We recently reported on the possibility that VietJet, based in Hanoi, Vietnam, and one of South East Asia’s fastest growing airlines, was seriously looking at setting up their own freighter arm to better serve markets into and out of Vietnam. The country does not (yet) seem too worried about any possible repercussions it might face if the Trans Pacific Partnership (TPP) were to be scratched by the U.S. Trump administration.
Moving forward - is the name of the game
Vietnam joined the TPP in 2008 with eleven other members and it seems that the sky was the limit as investment in light industry and the electronics sector moved ahead rapidly.
No wonder - considering that Vietnam is still high in the league as a production area which has very low wages and hence lower production costs.
The other side of the coin is that exports from Vietnam are heavily dependent on consumer buying in the United States, and the initial worry was that this could be adversely affected if the TPP was outlawed by America.

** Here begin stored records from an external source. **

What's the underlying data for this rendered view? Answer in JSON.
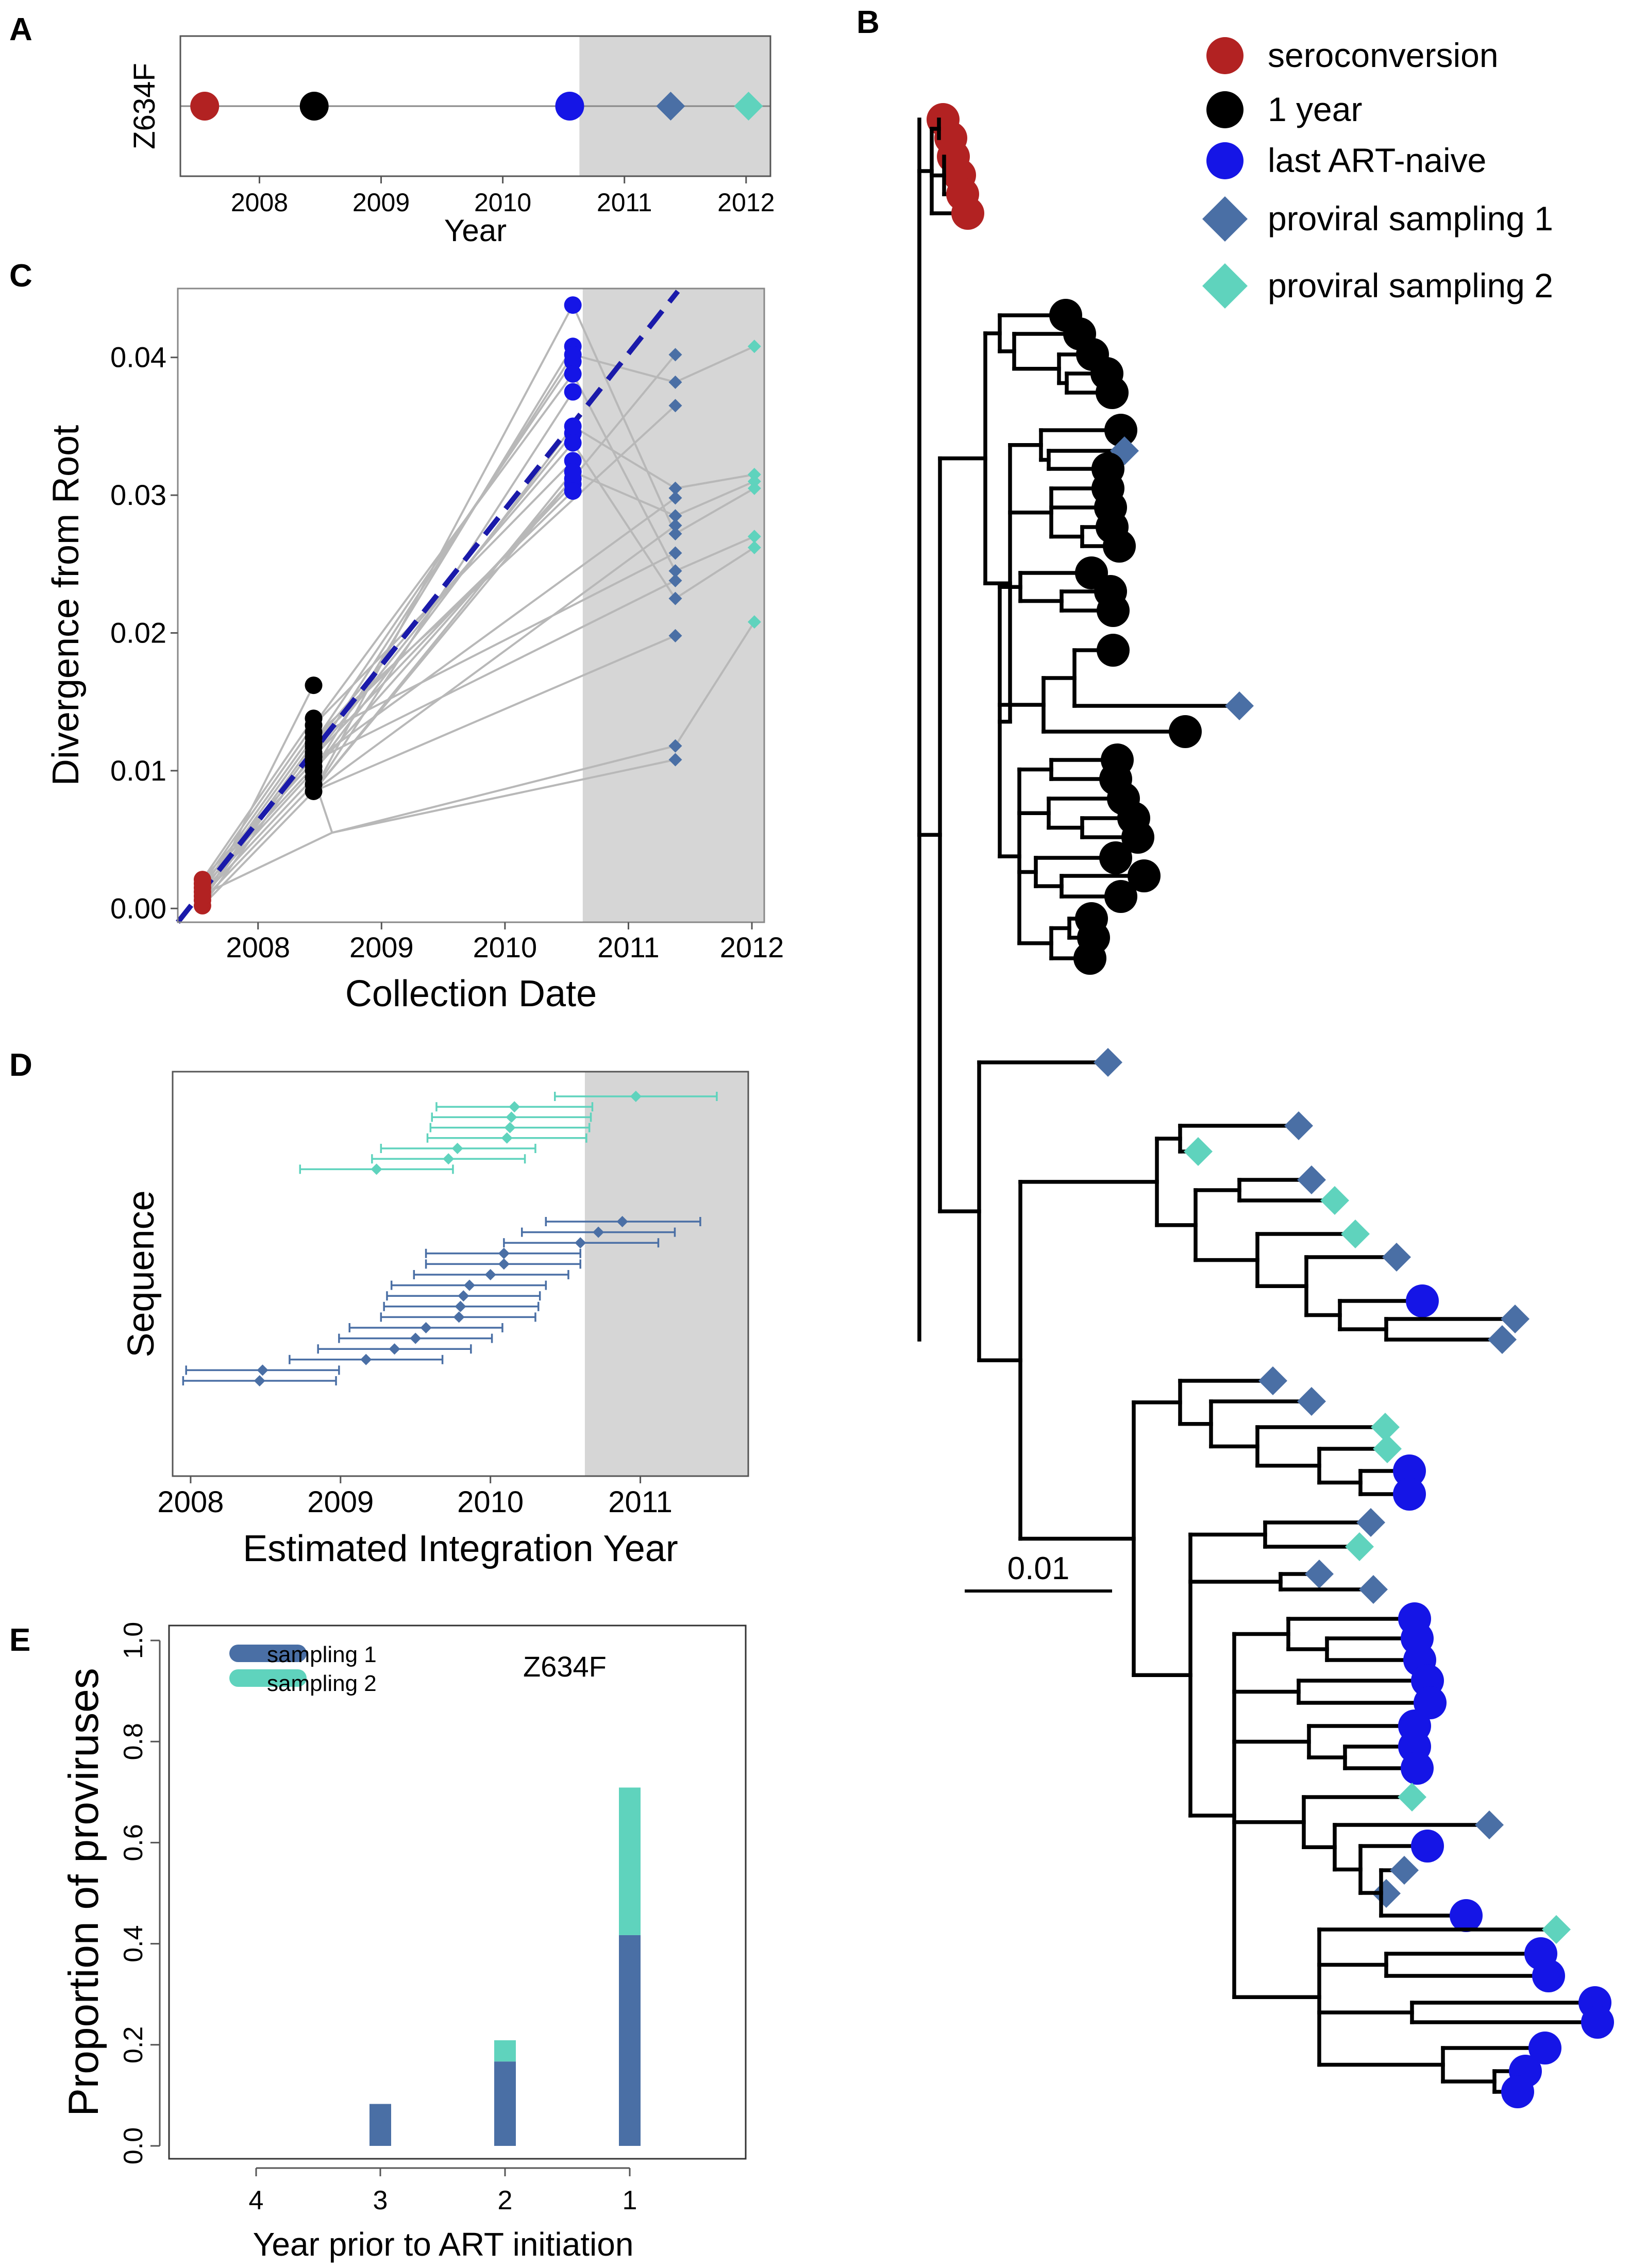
{
  "figure": {
    "panel_labels": [
      "A",
      "B",
      "C",
      "D",
      "E"
    ],
    "colors": {
      "seroconversion": "#B22222",
      "one_year": "#000000",
      "last_art_naive": "#1515E6",
      "proviral_1": "#4A6FA5",
      "proviral_2": "#5FD3BD",
      "art_shade": "#D6D6D6",
      "connector": "#B8B8B8",
      "trend": "#1A1AAA"
    }
  },
  "chart_data": [
    {
      "panel": "A",
      "type": "scatter",
      "ylabel": "Z634F",
      "xlabel": "Year",
      "xlim": [
        2007.35,
        2012.2
      ],
      "xticks": [
        "2008",
        "2009",
        "2010",
        "2011",
        "2012"
      ],
      "shade_from": 2010.63,
      "points": [
        {
          "x": 2007.55,
          "group": "seroconversion"
        },
        {
          "x": 2008.45,
          "group": "1 year"
        },
        {
          "x": 2010.55,
          "group": "last ART-naive"
        },
        {
          "x": 2011.38,
          "group": "proviral sampling 1"
        },
        {
          "x": 2012.02,
          "group": "proviral sampling 2"
        }
      ]
    },
    {
      "panel": "B",
      "type": "phylogenetic tree",
      "legend": [
        "seroconversion",
        "1 year",
        "last ART-naive",
        "proviral sampling 1",
        "proviral sampling 2"
      ],
      "scale_bar": "0.01",
      "tip_counts": {
        "seroconversion": 6,
        "1 year": 26,
        "last ART-naive": 17,
        "proviral sampling 1": 18,
        "proviral sampling 2": 8
      }
    },
    {
      "panel": "C",
      "type": "scatter",
      "title": "",
      "xlabel": "Collection Date",
      "ylabel": "Divergence from Root",
      "xlim": [
        2007.35,
        2012.1
      ],
      "ylim": [
        -0.001,
        0.045
      ],
      "xticks": [
        "2008",
        "2009",
        "2010",
        "2011",
        "2012"
      ],
      "yticks": [
        "0.00",
        "0.01",
        "0.02",
        "0.03",
        "0.04"
      ],
      "shade_from": 2010.63,
      "trend_line": {
        "x": [
          2007.35,
          2011.4
        ],
        "y": [
          -0.001,
          0.0448
        ]
      },
      "series": [
        {
          "name": "seroconversion",
          "x": 2007.55,
          "y": [
            0.0002,
            0.0006,
            0.0009,
            0.0012,
            0.0015,
            0.0018,
            0.0021
          ]
        },
        {
          "name": "1 year",
          "x": 2008.45,
          "y": [
            0.0085,
            0.009,
            0.0095,
            0.01,
            0.0103,
            0.0107,
            0.011,
            0.0113,
            0.0117,
            0.012,
            0.0124,
            0.0128,
            0.0133,
            0.0138,
            0.0162
          ]
        },
        {
          "name": "last ART-naive",
          "x": 2010.55,
          "y": [
            0.0438,
            0.0408,
            0.0402,
            0.0397,
            0.0388,
            0.0375,
            0.035,
            0.0345,
            0.0338,
            0.0325,
            0.0317,
            0.0312,
            0.0308,
            0.0303
          ]
        },
        {
          "name": "proviral sampling 1",
          "x": 2011.38,
          "y": [
            0.0402,
            0.0382,
            0.0365,
            0.0305,
            0.0298,
            0.0285,
            0.0278,
            0.0272,
            0.0258,
            0.0245,
            0.0238,
            0.0225,
            0.0198,
            0.0118,
            0.0108
          ]
        },
        {
          "name": "proviral sampling 2",
          "x": 2012.02,
          "y": [
            0.0408,
            0.0315,
            0.031,
            0.0305,
            0.027,
            0.0262,
            0.0208
          ]
        }
      ]
    },
    {
      "panel": "D",
      "type": "interval",
      "xlabel": "Estimated Integration Year",
      "ylabel": "Sequence",
      "xlim": [
        2007.88,
        2011.72
      ],
      "xticks": [
        "2008",
        "2009",
        "2010",
        "2011"
      ],
      "shade_from": 2010.63,
      "sampling2": [
        {
          "est": 2010.97,
          "lo": 2010.43,
          "hi": 2011.51
        },
        {
          "est": 2010.16,
          "lo": 2009.64,
          "hi": 2010.68
        },
        {
          "est": 2010.14,
          "lo": 2009.61,
          "hi": 2010.67
        },
        {
          "est": 2010.13,
          "lo": 2009.6,
          "hi": 2010.66
        },
        {
          "est": 2010.11,
          "lo": 2009.58,
          "hi": 2010.64
        },
        {
          "est": 2009.78,
          "lo": 2009.27,
          "hi": 2010.3
        },
        {
          "est": 2009.72,
          "lo": 2009.21,
          "hi": 2010.23
        },
        {
          "est": 2009.24,
          "lo": 2008.73,
          "hi": 2009.75
        }
      ],
      "sampling1": [
        {
          "est": 2010.88,
          "lo": 2010.37,
          "hi": 2011.4
        },
        {
          "est": 2010.72,
          "lo": 2010.21,
          "hi": 2011.23
        },
        {
          "est": 2010.6,
          "lo": 2010.09,
          "hi": 2011.12
        },
        {
          "est": 2010.09,
          "lo": 2009.57,
          "hi": 2010.6
        },
        {
          "est": 2010.09,
          "lo": 2009.57,
          "hi": 2010.6
        },
        {
          "est": 2010.0,
          "lo": 2009.49,
          "hi": 2010.52
        },
        {
          "est": 2009.86,
          "lo": 2009.34,
          "hi": 2010.37
        },
        {
          "est": 2009.82,
          "lo": 2009.31,
          "hi": 2010.33
        },
        {
          "est": 2009.8,
          "lo": 2009.29,
          "hi": 2010.32
        },
        {
          "est": 2009.79,
          "lo": 2009.27,
          "hi": 2010.3
        },
        {
          "est": 2009.57,
          "lo": 2009.06,
          "hi": 2010.08
        },
        {
          "est": 2009.5,
          "lo": 2008.99,
          "hi": 2010.01
        },
        {
          "est": 2009.36,
          "lo": 2008.85,
          "hi": 2009.87
        },
        {
          "est": 2009.17,
          "lo": 2008.66,
          "hi": 2009.68
        },
        {
          "est": 2008.48,
          "lo": 2007.97,
          "hi": 2008.99
        },
        {
          "est": 2008.46,
          "lo": 2007.95,
          "hi": 2008.97
        }
      ]
    },
    {
      "panel": "E",
      "type": "bar",
      "title": "Z634F",
      "xlabel": "Year prior to ART initiation",
      "ylabel": "Proportion of proviruses",
      "ylim": [
        0.0,
        1.0
      ],
      "yticks": [
        "0.0",
        "0.2",
        "0.4",
        "0.6",
        "0.8",
        "1.0"
      ],
      "categories": [
        "4",
        "3",
        "2",
        "1"
      ],
      "series": [
        {
          "name": "sampling 1",
          "values": [
            0.0,
            0.083,
            0.167,
            0.417
          ]
        },
        {
          "name": "sampling 2",
          "values": [
            0.0,
            0.0,
            0.042,
            0.292
          ]
        }
      ]
    }
  ]
}
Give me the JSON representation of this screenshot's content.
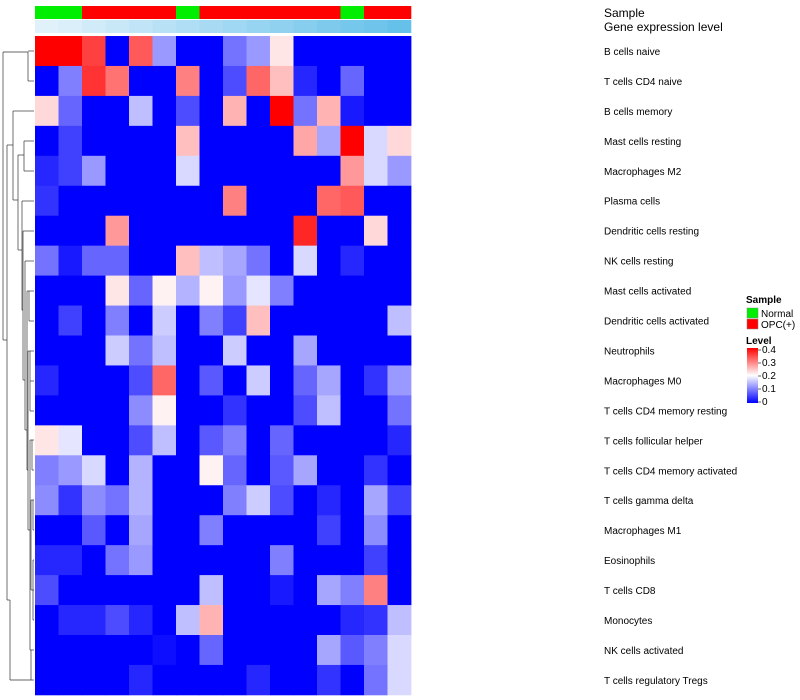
{
  "chart_data": {
    "type": "heatmap",
    "annotation_tracks": [
      {
        "name": "Sample",
        "values": [
          "Normal",
          "Normal",
          "OPC(+)",
          "OPC(+)",
          "OPC(+)",
          "OPC(+)",
          "Normal",
          "OPC(+)",
          "OPC(+)",
          "OPC(+)",
          "OPC(+)",
          "OPC(+)",
          "OPC(+)",
          "Normal",
          "OPC(+)",
          "OPC(+)"
        ]
      },
      {
        "name": "Gene expression level",
        "values": [
          0.05,
          0.1,
          0.16,
          0.22,
          0.28,
          0.34,
          0.4,
          0.46,
          0.52,
          0.58,
          0.64,
          0.7,
          0.76,
          0.82,
          0.88,
          0.94
        ]
      }
    ],
    "rows": [
      "B cells naive",
      "T cells CD4 naive",
      "B cells memory",
      "Mast cells resting",
      "Macrophages M2",
      "Plasma cells",
      "Dendritic cells resting",
      "NK cells resting",
      "Mast cells activated",
      "Dendritic cells activated",
      "Neutrophils",
      "Macrophages M0",
      "T cells CD4 memory resting",
      "T cells follicular helper",
      "T cells CD4 memory activated",
      "T cells gamma delta",
      "Macrophages M1",
      "Eosinophils",
      "T cells CD8",
      "Monocytes",
      "NK cells activated",
      "T cells regulatory  Tregs"
    ],
    "values": [
      [
        0.4,
        0.4,
        0.35,
        0.0,
        0.33,
        0.12,
        0.0,
        0.0,
        0.09,
        0.12,
        0.22,
        0.0,
        0.0,
        0.0,
        0.0,
        0.0
      ],
      [
        0.0,
        0.1,
        0.36,
        0.31,
        0.0,
        0.0,
        0.3,
        0.0,
        0.06,
        0.32,
        0.25,
        0.03,
        0.0,
        0.08,
        0.0,
        0.0
      ],
      [
        0.23,
        0.08,
        0.0,
        0.0,
        0.15,
        0.0,
        0.06,
        0.0,
        0.26,
        0.0,
        0.4,
        0.09,
        0.26,
        0.02,
        0.0,
        0.0
      ],
      [
        0.0,
        0.05,
        0.0,
        0.0,
        0.0,
        0.0,
        0.25,
        0.0,
        0.0,
        0.0,
        0.0,
        0.27,
        0.13,
        0.4,
        0.17,
        0.23
      ],
      [
        0.03,
        0.05,
        0.12,
        0.0,
        0.0,
        0.0,
        0.17,
        0.0,
        0.0,
        0.0,
        0.0,
        0.0,
        0.0,
        0.28,
        0.17,
        0.12
      ],
      [
        0.04,
        0.0,
        0.0,
        0.0,
        0.0,
        0.0,
        0.0,
        0.0,
        0.3,
        0.0,
        0.0,
        0.0,
        0.32,
        0.33,
        0.0,
        0.0
      ],
      [
        0.0,
        0.0,
        0.0,
        0.28,
        0.0,
        0.0,
        0.0,
        0.0,
        0.0,
        0.0,
        0.0,
        0.37,
        0.0,
        0.0,
        0.23,
        0.0
      ],
      [
        0.09,
        0.02,
        0.08,
        0.08,
        0.0,
        0.0,
        0.25,
        0.15,
        0.13,
        0.09,
        0.0,
        0.17,
        0.0,
        0.03,
        0.0,
        0.0
      ],
      [
        0.0,
        0.0,
        0.0,
        0.22,
        0.08,
        0.21,
        0.14,
        0.21,
        0.12,
        0.18,
        0.1,
        0.0,
        0.0,
        0.0,
        0.0,
        0.0
      ],
      [
        0.0,
        0.05,
        0.0,
        0.1,
        0.0,
        0.16,
        0.0,
        0.1,
        0.05,
        0.25,
        0.0,
        0.0,
        0.0,
        0.0,
        0.0,
        0.15
      ],
      [
        0.0,
        0.0,
        0.0,
        0.16,
        0.09,
        0.15,
        0.0,
        0.0,
        0.16,
        0.0,
        0.0,
        0.13,
        0.0,
        0.0,
        0.0,
        0.0
      ],
      [
        0.03,
        0.0,
        0.0,
        0.0,
        0.06,
        0.32,
        0.0,
        0.07,
        0.0,
        0.16,
        0.0,
        0.08,
        0.13,
        0.0,
        0.04,
        0.12
      ],
      [
        0.0,
        0.0,
        0.0,
        0.0,
        0.11,
        0.21,
        0.0,
        0.0,
        0.04,
        0.0,
        0.0,
        0.06,
        0.15,
        0.0,
        0.0,
        0.09
      ],
      [
        0.22,
        0.18,
        0.0,
        0.0,
        0.06,
        0.15,
        0.0,
        0.07,
        0.1,
        0.0,
        0.08,
        0.0,
        0.0,
        0.0,
        0.0,
        0.03
      ],
      [
        0.1,
        0.12,
        0.17,
        0.0,
        0.14,
        0.0,
        0.0,
        0.21,
        0.08,
        0.0,
        0.07,
        0.13,
        0.0,
        0.0,
        0.04,
        0.0
      ],
      [
        0.11,
        0.04,
        0.11,
        0.09,
        0.14,
        0.0,
        0.0,
        0.0,
        0.1,
        0.16,
        0.06,
        0.0,
        0.03,
        0.0,
        0.13,
        0.05
      ],
      [
        0.0,
        0.0,
        0.07,
        0.0,
        0.13,
        0.0,
        0.0,
        0.1,
        0.0,
        0.0,
        0.0,
        0.0,
        0.05,
        0.0,
        0.11,
        0.0
      ],
      [
        0.03,
        0.03,
        0.0,
        0.09,
        0.12,
        0.0,
        0.0,
        0.0,
        0.0,
        0.0,
        0.1,
        0.0,
        0.0,
        0.0,
        0.05,
        0.0
      ],
      [
        0.06,
        0.0,
        0.0,
        0.0,
        0.0,
        0.0,
        0.0,
        0.15,
        0.0,
        0.0,
        0.02,
        0.0,
        0.13,
        0.1,
        0.3,
        0.0
      ],
      [
        0.0,
        0.03,
        0.03,
        0.06,
        0.03,
        0.0,
        0.15,
        0.26,
        0.0,
        0.0,
        0.0,
        0.0,
        0.0,
        0.03,
        0.04,
        0.15
      ],
      [
        0.0,
        0.0,
        0.0,
        0.0,
        0.0,
        0.01,
        0.0,
        0.08,
        0.0,
        0.0,
        0.0,
        0.0,
        0.13,
        0.07,
        0.1,
        0.17
      ],
      [
        0.0,
        0.0,
        0.0,
        0.0,
        0.03,
        0.0,
        0.0,
        0.0,
        0.0,
        0.03,
        0.0,
        0.0,
        0.04,
        0.0,
        0.09,
        0.17
      ]
    ],
    "color_scale": {
      "min": 0,
      "max": 0.4,
      "low": "#0000ff",
      "mid": "#ffffff",
      "high": "#ff0000",
      "mid_value": 0.2
    },
    "dendrogram": "rows",
    "legend": {
      "sample_title": "Sample",
      "sample_entries": [
        {
          "label": "Normal",
          "color": "#00ee00"
        },
        {
          "label": "OPC(+)",
          "color": "#ff0000"
        }
      ],
      "level_title": "Level",
      "level_ticks": [
        "0.4",
        "0.3",
        "0.2",
        "0.1",
        "0"
      ],
      "placement": "right"
    },
    "colors": {
      "gene_low": "#e8f4fb",
      "gene_high": "#5dbde9"
    }
  }
}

The Vietnamese have always been a flexible nation which has shaken off colonial occupation by France and the U.S. and has since the end of the last Vietnam War positioned itself as an economic force within the region.
Opening up new market opportunities - is Vietnam’s answer
Maybe in the long run it will be of more benefit to Vietnam if they were to do away with their past reliance on America.
This thinking seems to be going through the minds of the economic leaders in the country as they strengthen ties with Europe and possibly look at this area as their main future market.
Vietnam has no problem with the EU free-trade agreement which is planned to kick-in next year.
On the contrary, they see this as a means of increased foreign investment in their own country and a means to increase jobs throughout.
China also plays a positive future role for the Vietnamese economy as the Chinese society becomes more affluent and interest in purchasing Vietnam produced goods picks up.
The main commodity produced in Vietnam are garments followed by a thriving electronics industry which as far as quality is concerned, can keep pace with other production areas.
Air cargo needs a re-look
The more and faster you grow - the more flexible and innovative you have to be.
This already applies to the main airports of Hanoi and Ho Chi Minh, which are fast becoming overloaded with both cargo and passengers and need new facilities.
Some think that it may well be of more advantage for Vietnam if one or two air cargo hubs were to be built outside of the above two mentioned cities, possibly with own runways for speedy and effective operations.
A long way to go before that can become reality.
Vietnam is presently at a crossroad, where they need to know which region they can put their cards on and make fast decisions on future transport infrastructure.
When one considers what they have achieved so far, then there can be no doubt that this country will strive to come out on top in Southeast Asia.